Nicht nur der Türkische Bund in Berlin kritisiert, dass das BQFG nicht in den Fachgesetzen verankert werden soll. Die positive Ausnahme bilden lediglich die Sozial- und die Medizinalberufe, die ich ausdrücklich hervorhebe. Damit wird auf Engpässe am Arbeitsmarkt reagiert. Das heißt, die Aufstiegschancen vieler werden möglicherweise wieder verschenkt. Das BQFG dehnt zwar die Verfahrensprivilegien des EU-Rechts auf alle Antragsteller aus und baut damit rechtliche Hürden zwischen EUBürgern und Drittstaatsangehörigen ab, doch die subsidiäre Regelung des Fachrechts über das BQFG schränkt es bis auf die oben erwähnten Ausnahmen wieder ein. Damit ist das BQFG Berlin eben nicht auf alle landesrechtlich geregelten Berufe anwendbar. Betroffen sind etwa Ingenieure, Architekten oder Lehrkräfte. – Das haben Sie eben auch schon ausgeführt. – Damit das Gesetz ein starker Tiger wird, sollten die Ausnahmen erweitert und das BQFG Berlin in weiteren Fachrechten verankert werden. Das sieht auch die IHK so.

Eingangs sagte ich es, und ich wiederhole es gerne: Die Vorlage für das BQFG Berlin ist arbeitsmarkt- und integrationspolitisch ein riesiger Erfolg. Ich bin auf die Beratung im Ausschuss mit Sachverständigen und den Kolleginnen und Kollegen gespannt und verweise vorsorglich auf das strucksche Gesetz, welches auch hier gilt. – Vielen Dank!

[Beifall bei der SPD und der CDU]

Danke schön, Frau Kollegin! – Für die Fraktion Die Linke jetzt Frau Kollegin Breitenbach! – Bitte schön!
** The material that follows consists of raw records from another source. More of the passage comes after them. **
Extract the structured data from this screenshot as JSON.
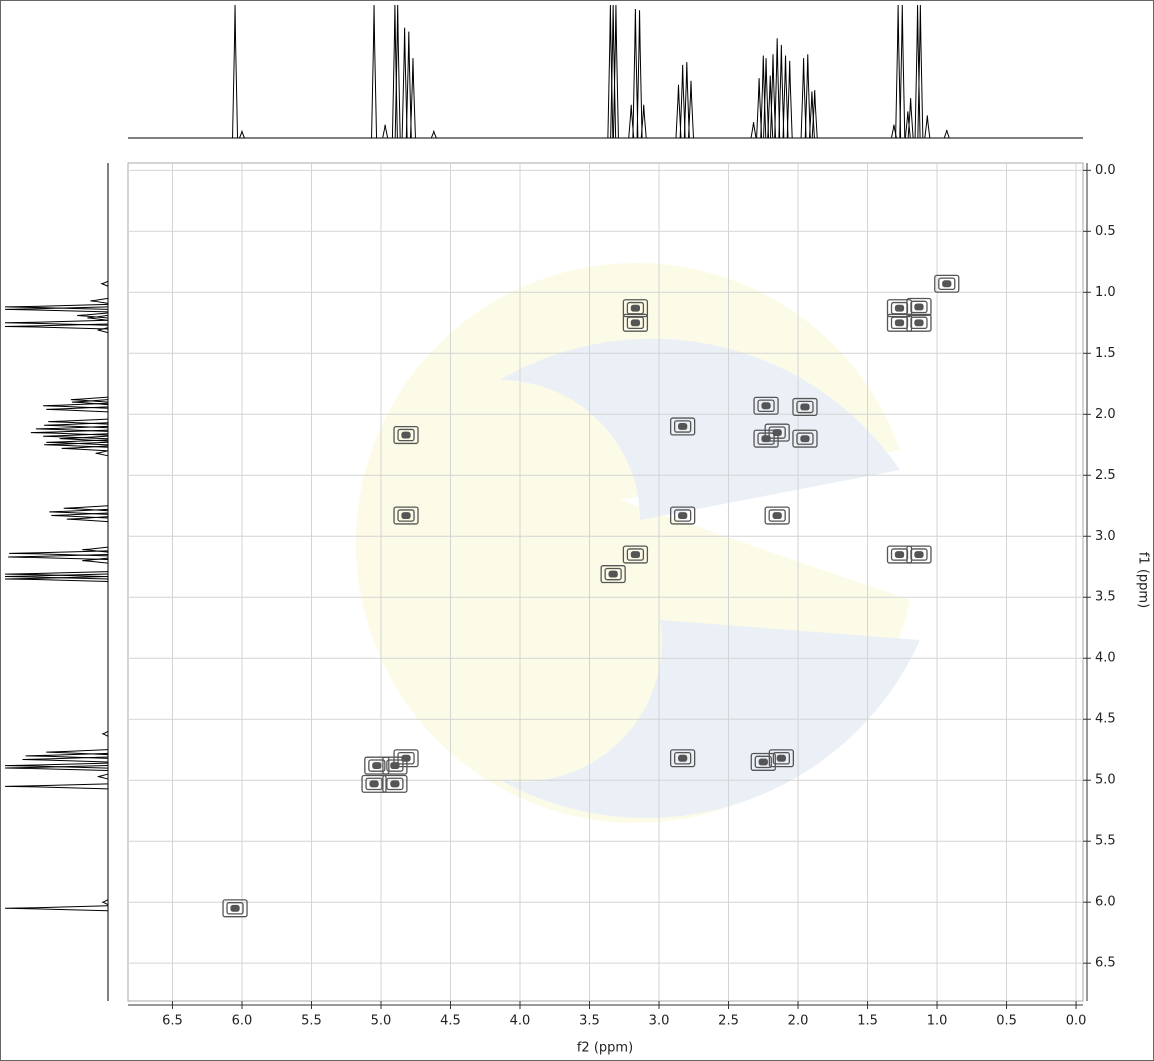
{
  "chart_data": {
    "type": "cosy",
    "xlabel": "f2 (ppm)",
    "ylabel": "f1 (ppm)",
    "xlim": [
      6.82,
      -0.05
    ],
    "ylim": [
      -0.06,
      6.81
    ],
    "xticks": [
      6.5,
      {
        "value": 6.0,
        "label": "6.0"
      },
      5.5,
      {
        "value": 5.0,
        "label": "5.0"
      },
      4.5,
      {
        "value": 4.0,
        "label": "4.0"
      },
      3.5,
      {
        "value": 3.0,
        "label": "3.0"
      },
      2.5,
      {
        "value": 2.0,
        "label": "2.0"
      },
      1.5,
      {
        "value": 1.0,
        "label": "1.0"
      },
      0.5,
      {
        "value": 0.0,
        "label": "0.0"
      }
    ],
    "yticks": [
      {
        "value": 0.0,
        "label": "0.0"
      },
      0.5,
      {
        "value": 1.0,
        "label": "1.0"
      },
      1.5,
      {
        "value": 2.0,
        "label": "2.0"
      },
      2.5,
      {
        "value": 3.0,
        "label": "3.0"
      },
      3.5,
      {
        "value": 4.0,
        "label": "4.0"
      },
      4.5,
      {
        "value": 5.0,
        "label": "5.0"
      },
      5.5,
      {
        "value": 6.0,
        "label": "6.0"
      },
      6.5
    ],
    "grid": true,
    "color": "#555555",
    "cross_peaks": {
      "x": [
        6.05,
        5.05,
        4.9,
        4.82,
        3.33,
        3.17,
        2.83,
        2.15,
        2.23,
        1.95,
        1.27,
        1.13,
        0.93,
        4.82,
        4.82,
        5.03,
        4.9,
        3.17,
        3.17,
        2.83,
        2.15,
        2.83,
        2.12,
        2.25,
        2.23,
        1.95,
        1.27,
        1.13,
        1.27,
        1.13
      ],
      "y": [
        6.05,
        5.03,
        4.88,
        4.82,
        3.31,
        3.15,
        2.83,
        2.15,
        2.2,
        1.94,
        1.25,
        1.12,
        0.93,
        2.17,
        2.83,
        4.88,
        5.03,
        1.25,
        1.13,
        2.1,
        2.83,
        4.82,
        4.82,
        4.85,
        1.93,
        2.2,
        3.15,
        3.15,
        1.13,
        1.25
      ]
    },
    "projection": {
      "x": [
        6.05,
        6.0,
        5.05,
        4.97,
        4.9,
        4.88,
        4.83,
        4.8,
        4.77,
        4.62,
        3.35,
        3.33,
        3.31,
        3.2,
        3.17,
        3.14,
        3.11,
        2.86,
        2.83,
        2.8,
        2.77,
        2.32,
        2.28,
        2.25,
        2.23,
        2.2,
        2.18,
        2.15,
        2.12,
        2.09,
        2.06,
        1.96,
        1.93,
        1.9,
        1.88,
        1.31,
        1.28,
        1.25,
        1.21,
        1.19,
        1.14,
        1.12,
        1.07,
        0.93
      ],
      "values": [
        100,
        5,
        100,
        10,
        100,
        100,
        83,
        80,
        60,
        5,
        100,
        100,
        100,
        25,
        97,
        96,
        25,
        40,
        55,
        57,
        43,
        12,
        45,
        62,
        60,
        47,
        63,
        75,
        70,
        62,
        58,
        60,
        63,
        35,
        36,
        10,
        100,
        100,
        20,
        30,
        100,
        100,
        17,
        6
      ]
    }
  }
}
Herr Präsident! Meine Damen und Herren! Wir haben lange auf dieses Gesetz gewartet, jetzt liegt es endlich vor, und es ist erst einmal kein großer Erfolg. Man muss einfach sagen, da wurde zu kurz gesprungen. Auf den ersten Blick dachte ich auch: Oh, es entspricht vieles unseren Anforderungen, die wir Ihnen vorgelegt haben, aber das war nur der erste Blick.

Vielfältige Sachen, die hier kritisiert wurden, einen uns offensichtlich. Es wird zwar behauptet, es könnten jetzt alle ihre Qualifikationen, die sie im Ausland erworben haben, anerkennen lassen, aber wenn man sich das genauer anguckt, stellt man fest, dass es mitnichten so ist. Das ist nicht das Gesetz, das wir wollten. Das ist übrigens auch kein Gesetz, über das wir diskutiert hatten. Wir wollten eine Anerkennung von allen im Ausland erworbenen Berufsabschlüssen und für alle Menschen, die hier leben. Das war übrigens auch ein großes Verständnis über alle Fraktionen hinweg.